A joint assessment by the International Federation of Human Rights, the Bolivian Permanent Assembly of Human Rights and the Catholic church in 2016 concluded that the consultation had been “neither free nor informed and did not respect the principle of good faith”.
Some residents could stomach a road through the park, if it gave them greater access to the outside world, but the proposed route, connecting Villa Tunari and San Ignacio de Moxos runs through the centre of the park, far away from the communities, which are concentrated along its eastern flank.
“If there were some benefits, I would support it. But there is not one benefit for us,” says Carmen Leni, a schoolteacher in Gundonovia, swatting mosquitoes from her legs with a tea towel.
“If it allowed people to send and bring goods, it would be OK, but this will not be the result. The road will not come through here.”
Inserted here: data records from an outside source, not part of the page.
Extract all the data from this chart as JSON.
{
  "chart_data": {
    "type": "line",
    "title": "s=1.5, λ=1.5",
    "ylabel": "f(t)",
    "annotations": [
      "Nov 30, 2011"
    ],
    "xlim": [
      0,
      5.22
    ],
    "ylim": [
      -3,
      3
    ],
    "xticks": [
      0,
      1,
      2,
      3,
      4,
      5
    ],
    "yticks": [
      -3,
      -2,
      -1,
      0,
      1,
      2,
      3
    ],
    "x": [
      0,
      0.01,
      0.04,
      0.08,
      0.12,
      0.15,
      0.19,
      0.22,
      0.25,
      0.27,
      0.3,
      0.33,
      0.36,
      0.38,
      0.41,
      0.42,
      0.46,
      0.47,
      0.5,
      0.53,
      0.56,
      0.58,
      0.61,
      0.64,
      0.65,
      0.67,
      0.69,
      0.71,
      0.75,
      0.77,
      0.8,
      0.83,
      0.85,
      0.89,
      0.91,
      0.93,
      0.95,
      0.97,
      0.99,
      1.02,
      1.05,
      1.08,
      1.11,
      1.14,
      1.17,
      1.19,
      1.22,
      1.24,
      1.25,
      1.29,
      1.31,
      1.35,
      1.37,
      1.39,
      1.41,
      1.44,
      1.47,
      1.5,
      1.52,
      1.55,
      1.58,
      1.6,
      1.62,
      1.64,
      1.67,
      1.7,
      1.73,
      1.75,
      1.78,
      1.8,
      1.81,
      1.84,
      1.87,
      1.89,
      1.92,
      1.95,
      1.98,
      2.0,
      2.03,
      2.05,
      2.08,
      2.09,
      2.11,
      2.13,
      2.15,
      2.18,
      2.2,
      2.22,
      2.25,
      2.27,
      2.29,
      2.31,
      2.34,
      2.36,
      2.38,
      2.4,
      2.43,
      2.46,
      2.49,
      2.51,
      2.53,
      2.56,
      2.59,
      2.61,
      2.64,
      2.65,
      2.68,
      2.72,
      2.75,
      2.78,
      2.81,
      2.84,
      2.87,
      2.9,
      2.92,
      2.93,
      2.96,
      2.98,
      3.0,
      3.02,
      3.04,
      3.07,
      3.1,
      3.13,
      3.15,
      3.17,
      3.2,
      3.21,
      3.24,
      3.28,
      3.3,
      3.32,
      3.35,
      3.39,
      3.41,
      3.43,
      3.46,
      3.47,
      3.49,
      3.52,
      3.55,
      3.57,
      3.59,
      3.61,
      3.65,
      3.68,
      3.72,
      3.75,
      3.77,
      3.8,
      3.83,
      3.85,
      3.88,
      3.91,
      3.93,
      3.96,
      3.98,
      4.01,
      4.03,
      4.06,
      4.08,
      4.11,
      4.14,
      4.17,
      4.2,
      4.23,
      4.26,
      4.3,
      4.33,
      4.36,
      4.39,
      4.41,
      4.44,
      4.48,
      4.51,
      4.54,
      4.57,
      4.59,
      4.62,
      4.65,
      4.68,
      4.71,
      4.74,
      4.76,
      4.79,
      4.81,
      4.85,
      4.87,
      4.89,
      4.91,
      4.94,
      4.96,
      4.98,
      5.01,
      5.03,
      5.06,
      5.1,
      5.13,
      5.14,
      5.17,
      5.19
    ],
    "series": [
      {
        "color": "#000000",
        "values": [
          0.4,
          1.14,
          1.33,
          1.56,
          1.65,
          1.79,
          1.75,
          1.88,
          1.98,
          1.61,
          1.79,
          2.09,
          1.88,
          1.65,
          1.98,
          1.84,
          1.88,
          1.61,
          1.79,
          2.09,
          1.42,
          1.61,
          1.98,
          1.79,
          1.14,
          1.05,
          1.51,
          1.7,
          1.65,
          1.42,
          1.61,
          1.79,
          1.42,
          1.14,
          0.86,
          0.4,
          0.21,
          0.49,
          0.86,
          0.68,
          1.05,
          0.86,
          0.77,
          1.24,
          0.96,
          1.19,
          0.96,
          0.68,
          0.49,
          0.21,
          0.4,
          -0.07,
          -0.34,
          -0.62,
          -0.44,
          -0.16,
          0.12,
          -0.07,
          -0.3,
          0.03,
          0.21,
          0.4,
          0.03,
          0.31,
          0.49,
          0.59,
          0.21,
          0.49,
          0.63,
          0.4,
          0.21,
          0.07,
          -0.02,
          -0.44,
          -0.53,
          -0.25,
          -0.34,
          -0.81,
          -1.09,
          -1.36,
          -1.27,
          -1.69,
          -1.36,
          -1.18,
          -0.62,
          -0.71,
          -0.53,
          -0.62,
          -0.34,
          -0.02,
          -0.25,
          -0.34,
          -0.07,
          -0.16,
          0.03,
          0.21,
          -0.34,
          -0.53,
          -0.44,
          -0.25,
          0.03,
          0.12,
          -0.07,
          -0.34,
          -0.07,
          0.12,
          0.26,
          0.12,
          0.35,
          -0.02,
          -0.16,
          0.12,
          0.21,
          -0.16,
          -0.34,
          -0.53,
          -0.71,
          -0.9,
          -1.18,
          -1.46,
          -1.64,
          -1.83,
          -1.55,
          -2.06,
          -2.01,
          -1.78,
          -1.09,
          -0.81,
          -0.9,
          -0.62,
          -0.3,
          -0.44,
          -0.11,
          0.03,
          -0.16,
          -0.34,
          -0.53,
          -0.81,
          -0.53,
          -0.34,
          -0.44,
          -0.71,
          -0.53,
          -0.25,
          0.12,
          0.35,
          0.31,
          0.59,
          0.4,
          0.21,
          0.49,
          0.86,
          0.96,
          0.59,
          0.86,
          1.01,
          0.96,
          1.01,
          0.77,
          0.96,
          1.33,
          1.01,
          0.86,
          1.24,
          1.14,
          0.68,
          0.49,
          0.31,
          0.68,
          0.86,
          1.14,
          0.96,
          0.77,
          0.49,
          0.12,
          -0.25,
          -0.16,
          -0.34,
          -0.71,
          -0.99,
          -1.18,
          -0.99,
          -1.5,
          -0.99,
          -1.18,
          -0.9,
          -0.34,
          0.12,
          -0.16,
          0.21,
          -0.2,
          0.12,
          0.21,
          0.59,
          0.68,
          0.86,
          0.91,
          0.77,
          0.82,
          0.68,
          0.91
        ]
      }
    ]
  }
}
Adolfo Moye, a former community leader, agreed. “Absolutely – I would be in favour of a road that served the communities. These people are isolated. They need access to outside. But the planned road serves not a single person here.”
Locals believe the real purpose of the road is to benefit the cocaleros – coca growers – who have colonised the park’s southern “Polygon Seven” region, allowing them to push northward.
A protestor holds up a sign that reads in Spanish: ‘In defence of Tipnis – no to the illegal bill of consultation’, during a rally in La Paz, 2012. Photograph: Juan Karita/AP.
Farmers of the coca leaf – consumed for centuries by Andean communities for its medicinal and religious properties, and also the basis of cocaine – are a key support base for the incumbent Mas government. President Morales was once a cocalero himself.
The conflict in large part boils down to the diametrically opposed viewpoints of different groups, according to Carwil Bjork-James, an anthropologist at Vanderbilt University in Tennessee. “My general take is that the side-by-side communities of coca growers and Yuracaré, Mojeño and Tsiminé community residents have worldviews that are poles apart, at least when it comes to plans for land and territory,” he says.
“For the cocaleros everything has revolved around finding a viable cash crop and converting a little piece of forest into the plot where you can earn an income … But for the residents deeper in the forest … their religious vision of a sacred hill or holy land is about a place without property lines where they can get their necessities from the land and rivers.”
Solón fears this could be a watershed moment. He says the move is a show of strength by the government, keen to lay down a marker that it will not be dictated to by indigenous communities.
“From my point of view the Tipnis situation is much bigger than a road. It’s a kind of model of development that the government wants to put in place. It’s like when you hit the table and you say, ‘Look, we’re going to do it – yes or yes,’” he says.
For Teco it is part of a wider standoff between those who want to protect the environment and external interests that would seek to harm it. “The environment gives us life,” he says. “The day that they raise the block on this zone, it collapses. We already feel climate change. Worldwide, human beings are going to suffer.
“We’re going to continue fighting to the end,” he adds. “So long as we have life, we will continue fighting.”